Thank you for the thoughtful comments. I can completely understand why the Australian story might feel as though there is too much left unsaid. It is such a struggle, knowing how much to say and how much not to say.

26zjakkelien
Mrz. 10, 2014, 1:54 pm

>25 amysisson: I can imagine, because I don't like it if things are spelled out too much, either. I guess it's a fine line to walk...

27reading_fox
Mrz. 11, 2014, 8:25 am

I wasn't taken by this one. I'm not sure why really. I guess I like things to be a bit more explicit and so the vagueness of whether she lives or dies and what the opal actually is didn't really appeal. I liked the section with the teach and I could certainly see the world setting being an interesting one. The collection might work better than just an isolated story giving more detailed background to each of the stories and expectations within them.

28amysisson
Mrz. 12, 2014, 12:08 am

>27 reading_fox:

Sorry it wasn't your cup of tea, but I totally understand -- and thanks for taking the time to read it!

29amysisson
Mrz. 14, 2014, 9:21 am

I just wanted to share some good news with some coincidental timing.... I just found out that "Fella" will be republished as a podcast on "Toasted Cake". I've never had one of my stories narrated so I'm pretty excited about this.

Looking forward to the next group discussion too!

30elenchus
Mrz. 14, 2014, 11:59 am

That's great, congrats amysisson!
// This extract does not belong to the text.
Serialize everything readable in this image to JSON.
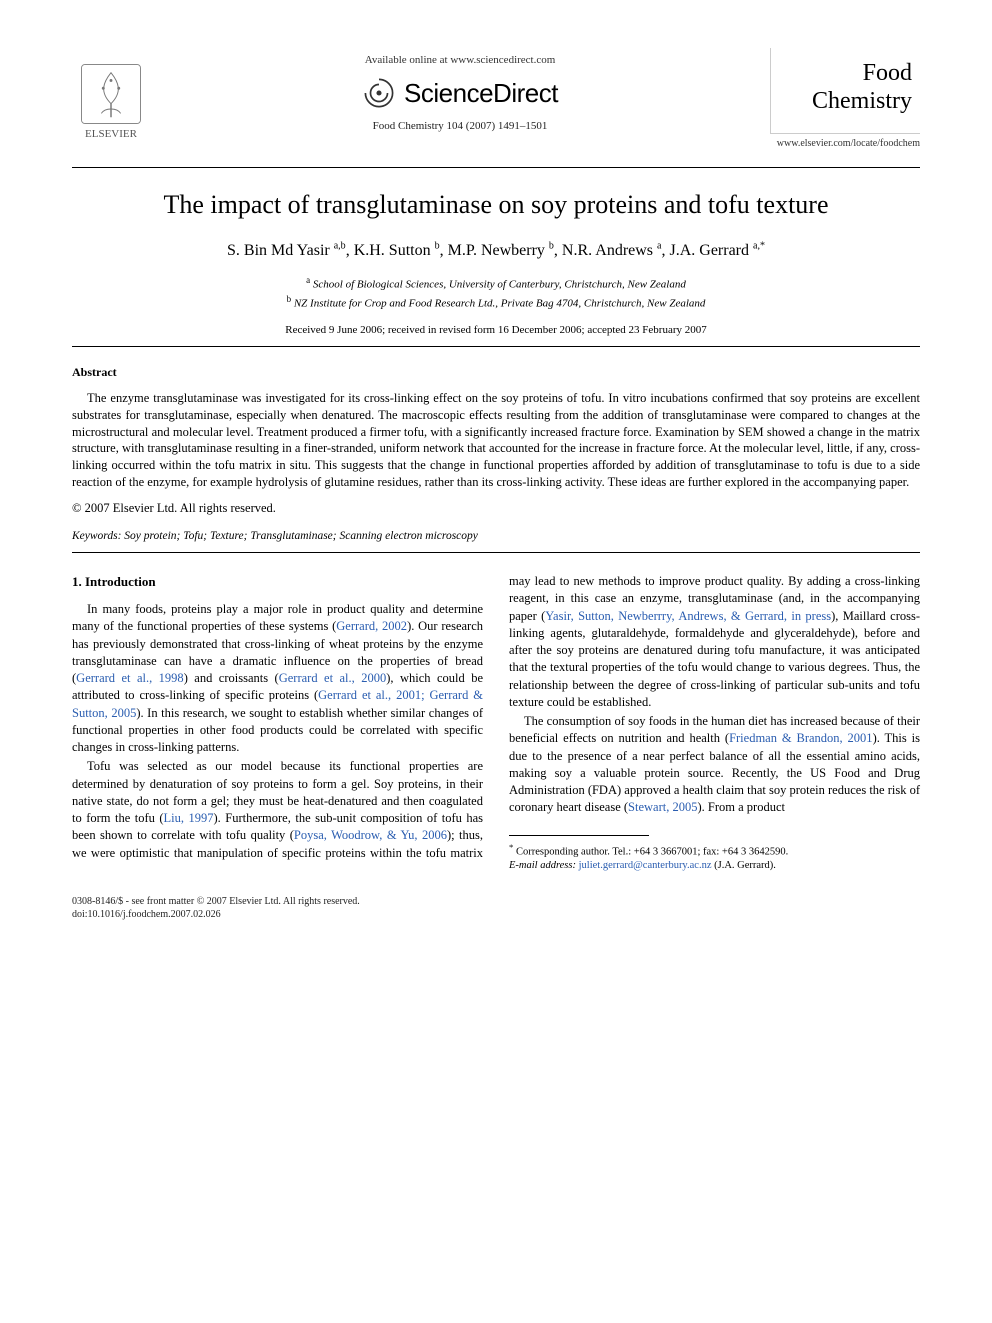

Will be interesting to hear the voices used ....

31Tumler100
Mrz. 15, 2014, 12:38 pm

Loved Fella Down a Hole, especialle the end.
The possible faith of the missing teacher where not lost on me.
The ambigious, yet clear cut end of Sarah Anne's story made my mind sparkle with delight.

Congratulations, here's a toast for your podcast

32amysisson
Mrz. 30, 2014, 9:44 pm

>31 Tumler100:

Thanks, Tumler100!

33amysisson
Jul. 8, 2014, 3:48 pm

I had meant to post a link to the podcast of this story, which came out a few weeks ago:

http://toastedcake.com/2014/06/toasted-cake-112-fella-down-a-hole-by-amy-sisson....

I really love the way Tina Connolly read it. She notes at the end that she did not attempt an Australian accent, but I think the way she did it worked very well.

34amysisson
Bearbeitet: Okt. 13, 2015, 12:13 am

I hope it's alright to resurrect this Hobnob topic long enough to say that my story "Minghun", which we discussed above, is now also out as a podcast at Glittership. The reader does a lovely job, especially in pronouncing the title and the Chinese names in a way far more authentic than I could.

http://www.glittership.com/2015/10/07/episode-17-minghun-by-amy-sisson/

35LShelby
Okt. 19, 2015, 4:42 pm

Congrats on the podcasts, Amy. They sound great!